Regional Development Agencies such as Advantage West Midlands are being forced to take on extra responsibilities instead of focusing on supporting industry, the Commons Business and Enterprise Committee heard.
The British Chambers of Commerce, which represents employers across the country, also warned there was no mechanism for holding the agencies to account when they failed to deliver.
Bromsgrove MP Julie Kirkbride warned agencies such as Advantage West Midlands, which spends £300 million of taxpayers’ money each year, had become sprawling “mini-empires” accountable to nobody.
The committee, chaired by Peter Luff (Con Mid Worcestershire) is conducting an investigation into the work of the agencies, which were created by Labour to boost regional economies.
Their role has expanded, and a strategy published by AWM last December covered a range of issues including transport, cutting carbon emissions to tackle climate change, and reducing “economic exclusion”, or people living off benefits, in deprived areas.
Advantage West Midlands officials argue that these are all important factors in creating a thriving economy.
But business leaders called for a firmer focus on the needs of industry, as they gave evidence to the committee.
Chris Hannant, Head of Policy for the British Chambers of Commerce, said: “One of our concerns is that what we have now is quite a long way from the original model.
“They acquire a whole range of non-economic responsibilities to deliver Government policies, because they happen to be something that can deliver policy below the national level.”
The Government wanted some policies to be delivered on a regional basis and had given regional development agencies more responsibilities as a result, he said.
Mr Hannant also warned there was no way of forcing regional development agencies to improve when they failed to perform effectively.
He said: “Where their performance is below what it should be, there is no real mechanism to pull them up by their bootsraps.”
Karen Dee, Head of Infrastructure with the CBI, said Regional Development Agencies should be allowed to concentrate on supporting local economies but they were being given new functions by central government.

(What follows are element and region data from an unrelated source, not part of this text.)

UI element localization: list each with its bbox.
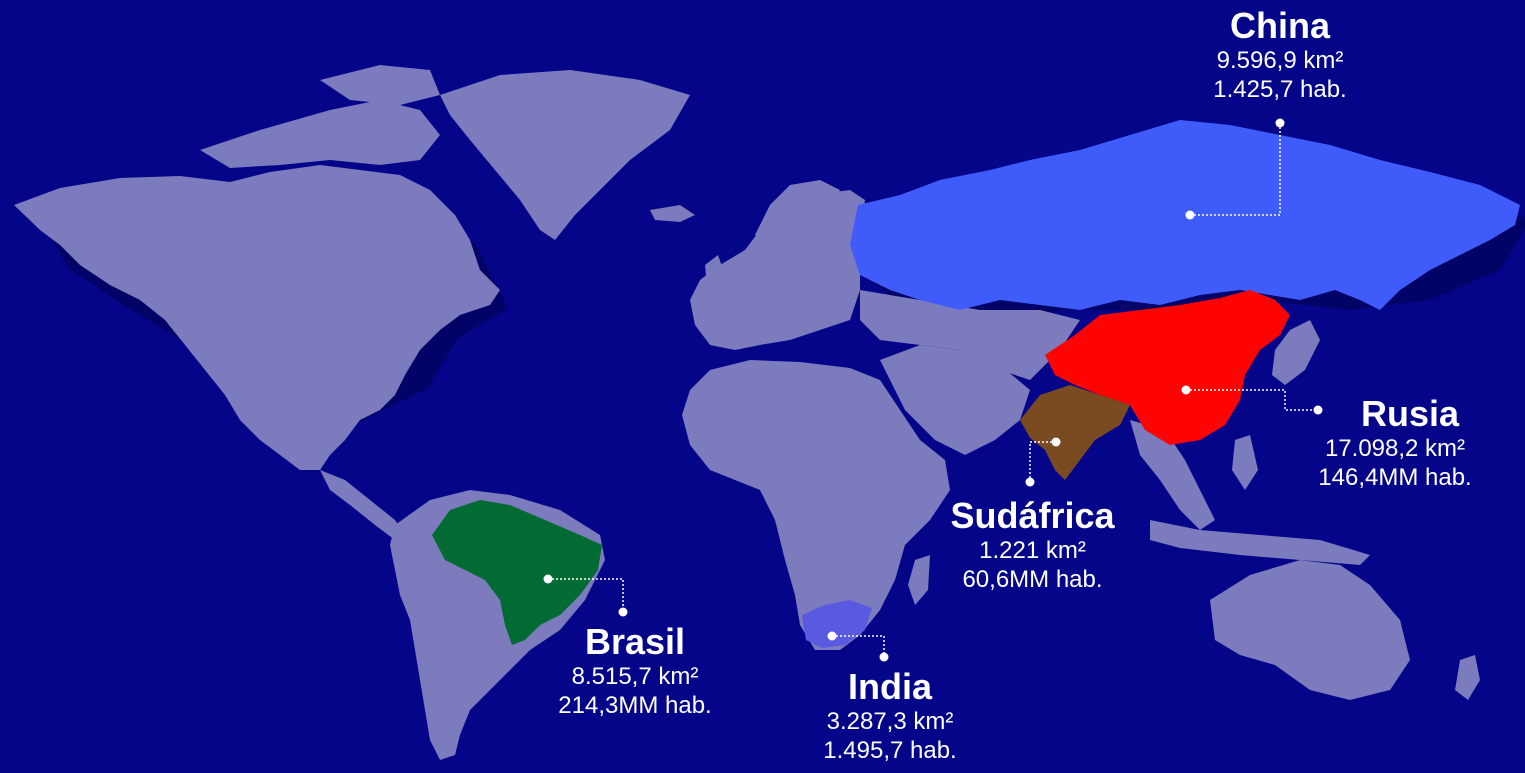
- leader-rusia: [1181, 385, 1323, 415]
- arctic-islands-north: [320, 65, 440, 105]
- madagascar: [908, 555, 930, 605]
- indonesia: [1150, 520, 1370, 565]
- label-rusia-area: 17.098,2 km²: [1324, 435, 1466, 463]
- brazil-region[interactable]: [432, 500, 602, 645]
- label-india-population: 1.495,7 hab.: [823, 736, 957, 764]
- label-china-population: 1.425,7 hab.: [1213, 75, 1347, 103]
- label-brasil-population: 214,3MM hab.: [558, 691, 712, 719]
- label-brasil: Brasil 8.515,7 km² 214,3MM hab.: [530, 620, 740, 721]
- label-sudafrica-name: Sudáfrica: [950, 495, 1115, 536]
- label-rusia-population: 146,4MM hab.: [1318, 463, 1472, 491]
- russia-region[interactable]: [850, 120, 1520, 310]
- leader-brasil: [543, 574, 628, 617]
- scandinavia: [755, 180, 840, 250]
- india-region[interactable]: [1020, 385, 1130, 480]
- iceland: [650, 205, 695, 222]
- united-kingdom: [705, 255, 725, 295]
- north-america: [14, 165, 500, 470]
- label-rusia-name: Rusia: [1360, 393, 1460, 434]
- southeast-asia: [1130, 420, 1215, 530]
- leader-china: [1185, 118, 1285, 220]
- label-india-area: 3.287,3 km²: [826, 708, 954, 736]
- greenland: [440, 70, 690, 240]
- label-brasil-area: 8.515,7 km²: [571, 663, 699, 691]
- label-sudafrica-population: 60,6MM hab.: [962, 565, 1103, 593]
- label-brasil-name: Brasil: [584, 621, 686, 662]
- china-region[interactable]: [1045, 290, 1290, 445]
- leader-sudafrica: [1025, 437, 1061, 487]
- philippines: [1232, 435, 1258, 490]
- new-zealand: [1455, 655, 1480, 700]
- arctic-islands: [200, 100, 440, 168]
- label-china-name: China: [1229, 5, 1330, 46]
- leader-india: [827, 631, 889, 662]
- japan: [1272, 320, 1320, 385]
- africa: [682, 360, 950, 650]
- middle-east: [880, 345, 1030, 455]
- south-africa-region[interactable]: [802, 600, 872, 648]
- label-india: India 3.287,3 km² 1.495,7 hab.: [790, 665, 990, 766]
- central-asia: [860, 290, 1080, 380]
- label-sudafrica: Sudáfrica 1.221 km² 60,6MM hab.: [925, 494, 1140, 595]
- label-sudafrica-area: 1.221 km²: [979, 537, 1086, 565]
- australia: [1210, 560, 1410, 700]
- label-china-area: 9.596,9 km²: [1216, 47, 1344, 75]
- label-china: China 9.596,9 km² 1.425,7 hab.: [1180, 4, 1380, 105]
- central-america: [320, 470, 405, 540]
- label-india-name: India: [847, 666, 932, 707]
- europe: [690, 190, 865, 350]
- label-rusia: Rusia 17.098,2 km² 146,4MM hab.: [1290, 392, 1500, 493]
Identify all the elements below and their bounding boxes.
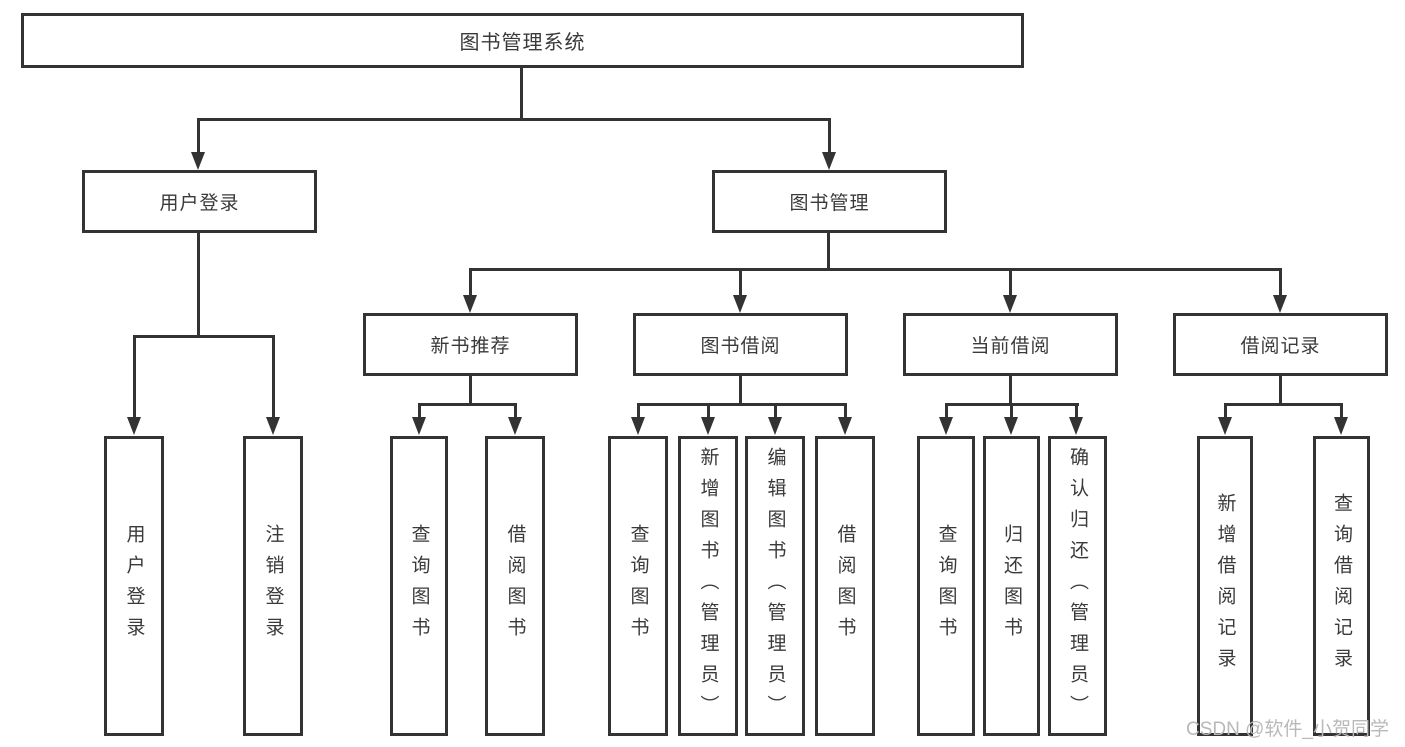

“What would help is things like making sure they focus on what they are intended to deliver, and not trying to do too much or spread themselves too thinly.”
The concern was echoed by Worcestershire MP Julie Kirkbride (Con Bromsgrove), a member of the committee, who commented: “In the past 10 years they have evolved into mini-empires.”
Ms Dee also warned that the agencies tended to be successful when they covered an area with a distinct regional identity, such as the North-east.
And she called for RDAs to work together, warning that many businesses operated on a national rather than a regional level.
She said: “Often companies are big, they see themselves as national, they don’t see themselves as regional.”
But Steve Radley, of the Engineering Employers Federation, warned that regional assemblies played an important role.
He said: “This is probably the best available strategy we have got so far.
“It is closer to the customer than a national delivery body, but you have the critical mass that you wouldn’t get at a local level.”
Officials in Advantage West Midlands have themselves privately complained that the Government is giving them increasing responsibilities which move them away from their original mission of supporting industry.
But they also insist that economic development covers a range of topics. One said: “You need to have the people to work in the jobs, and the roads to get them there.”